Crustaceans I have known

It's interesting how many types of shrimpiness there are. We all know the delicious tail meat, hopefully shucked and de-veined before cooking. Here, we get shrimp, the whole shrimp, and nothing but the shrimp. Boiled completely whole in its b-day suit.

The Vietnamese way is to nibble off bits of shell, gleam some meat and deposit the hard parts. Not fond of that technique. It's annoying, and I notice they don't get all the meat and probably swallow some shell. So I spend some messy moments shucking the shell first, fully soiling my hands, and then eat the tail meat.

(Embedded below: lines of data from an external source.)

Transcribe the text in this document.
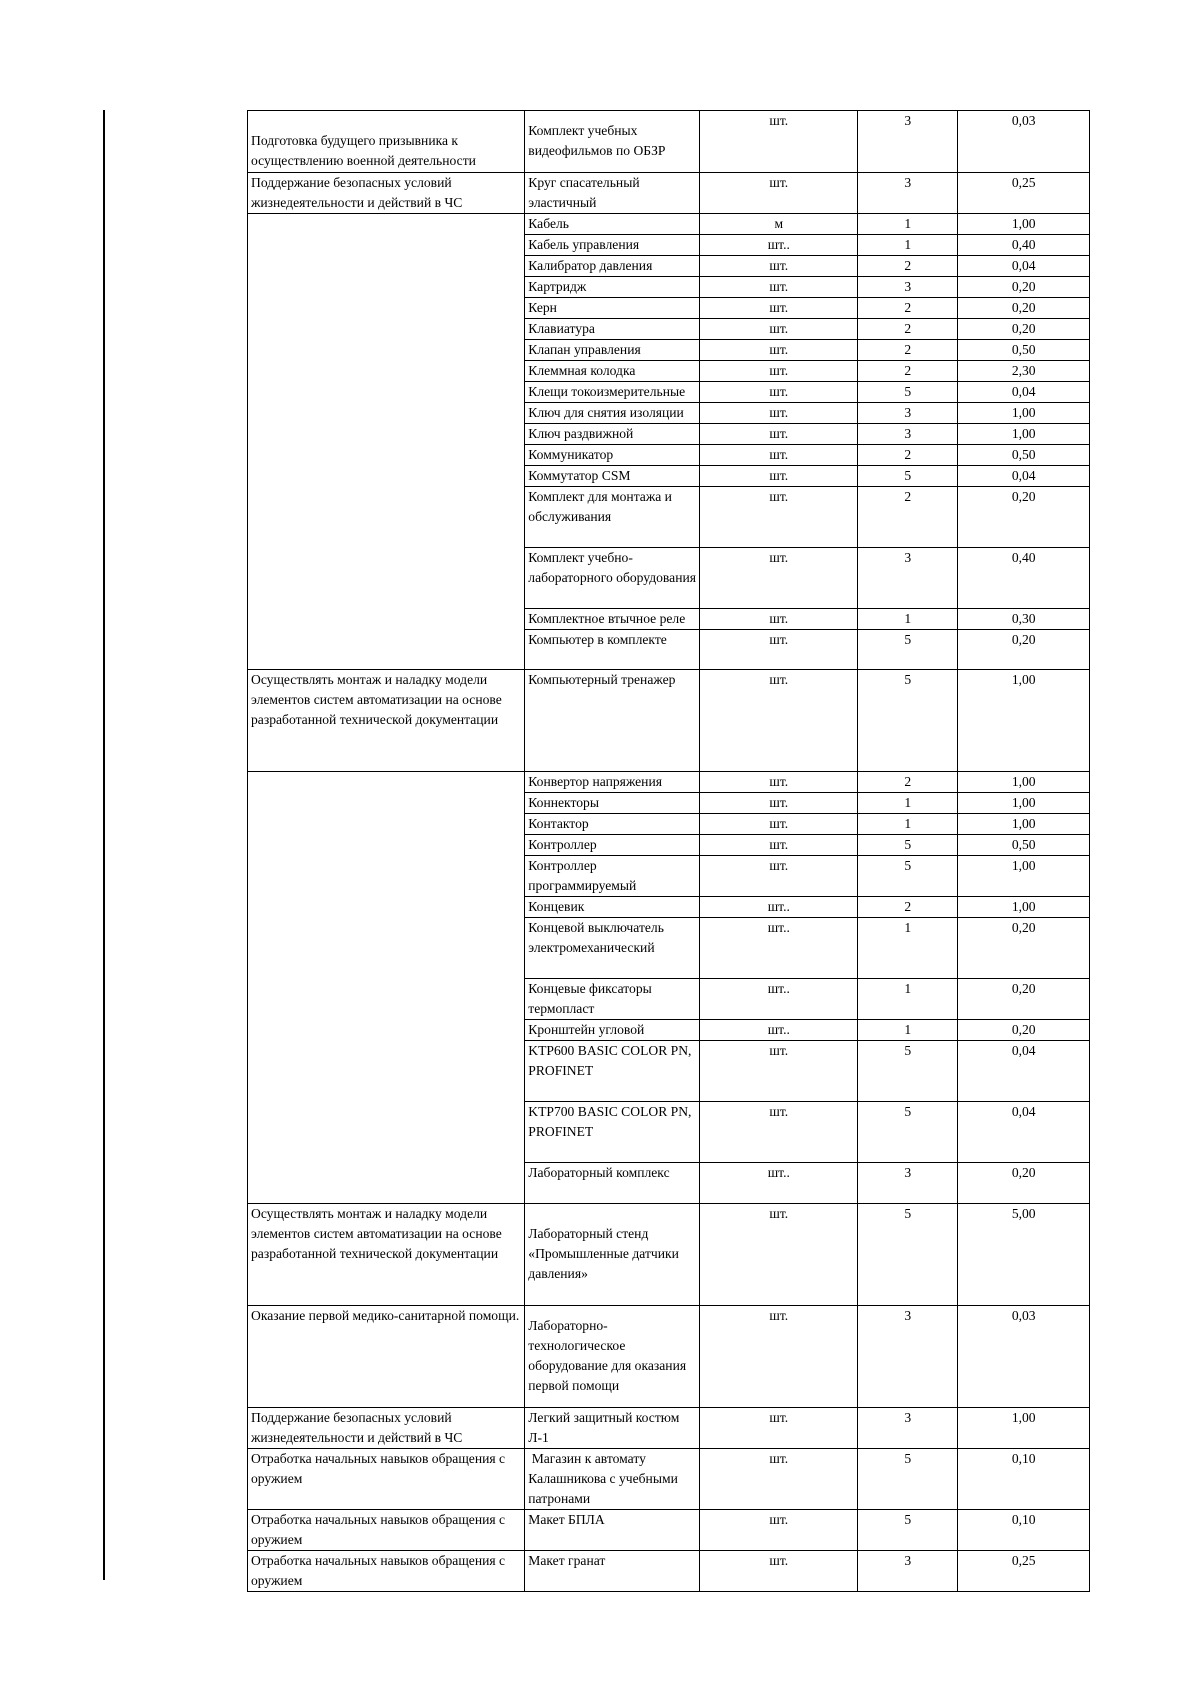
Подготовка будущего призывника к осуществлению военной деятельности	Комплект учебных видеофильмов по ОБЗР	шт.	3	0,03
Поддержание безопасных условий жизнедеятельности и действий в ЧС	Круг спасательный эластичный	шт.	3	0,25

	Кабель	м	1	1,00

	Кабель управления	шт..	1	0,40

	Калибратор давления	шт.	2	0,04

	Картридж	шт.	3	0,20

	Керн	шт.	2	0,20

	Клавиатура	шт.	2	0,20

	Клапан управления	шт.	2	0,50

	Клеммная колодка	шт.	2	2,30

	Клещи токоизмерительные	шт.	5	0,04

	Ключ для снятия изоляции	шт.	3	1,00

	Ключ раздвижной	шт.	3	1,00

	Коммуникатор	шт.	2	0,50

	Коммутатор CSM	шт.	5	0,04
	Комплект для монтажа и обслуживания	шт.	2	0,20
	Комплект учебно-лабораторного оборудования	шт.	3	0,40

	Комплектное втычное реле	шт.	1	0,30

	Компьютер в комплекте	шт.	5	0,20
Осуществлять монтаж и наладку модели элементов систем автоматизации на основе разработанной технической документации	Компьютерный тренажер	шт.	5	1,00

	Конвертор напряжения	шт.	2	1,00

	Коннекторы	шт.	1	1,00

	Контактор	шт.	1	1,00

	Контроллер	шт.	5	0,50
	Контроллер программируемый	шт.	5	1,00

	Концевик	шт..	2	1,00
	Концевой выключатель электромеханический	шт..	1	0,20
	Концевые фиксаторы термопласт	шт..	1	0,20

	Кронштейн угловой	шт..	1	0,20
	KTP600 BASIC COLOR PN, PROFINET	шт.	5	0,04
	KTP700 BASIC COLOR PN, PROFINET	шт.	5	0,04

	Лабораторный комплекс	шт..	3	0,20
Осуществлять монтаж и наладку модели элементов систем автоматизации на основе разработанной технической документации	Лабораторный стенд «Промышленные датчики давления»	шт.	5	5,00
Оказание первой медико-санитарной помощи.	Лабораторно-технологическое оборудование для оказания первой помощи	шт.	3	0,03
Поддержание безопасных условий жизнедеятельности и действий в ЧС	Легкий защитный костюм Л-1	шт.	3	1,00
Отработка начальных навыков обращения с оружием	Магазин к автомату Калашникова с учебными патронами	шт.	5	0,10
Отработка начальных навыков обращения с оружием	Макет БПЛА	шт.	5	0,10
Отработка начальных навыков обращения с оружием	Макет гранат	шт.	3	0,25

But it doesn't end with the tail. You have to open the carapace and to terrible things with the stuff inside. On these large prawns, It wasn't so bad, as I got away with discarding the gills and eating just the head meat, which is very delicate tasting and oyster-ey. Finally, the legs are holding thousands of tiny purple shrimp caviar. On the regular size shrimp, these had an extremely light shrimpy taste and were a bit sweet--very pleasant. The larger the shrimp the yuckier they taste, and the prawn shown above is as big as they get.

And then there is the dreaded tiny dried shrimp that goes in the vegetable soup sometimes. Awful--just awful. Purely concentated shrimp taste that will kick your tonsils. Not dissimilar from the dried shrimp powder that goes on crackers and chips, god knows why.

In conclusion, white folk everywhere stop at the tail, and they're not missing much.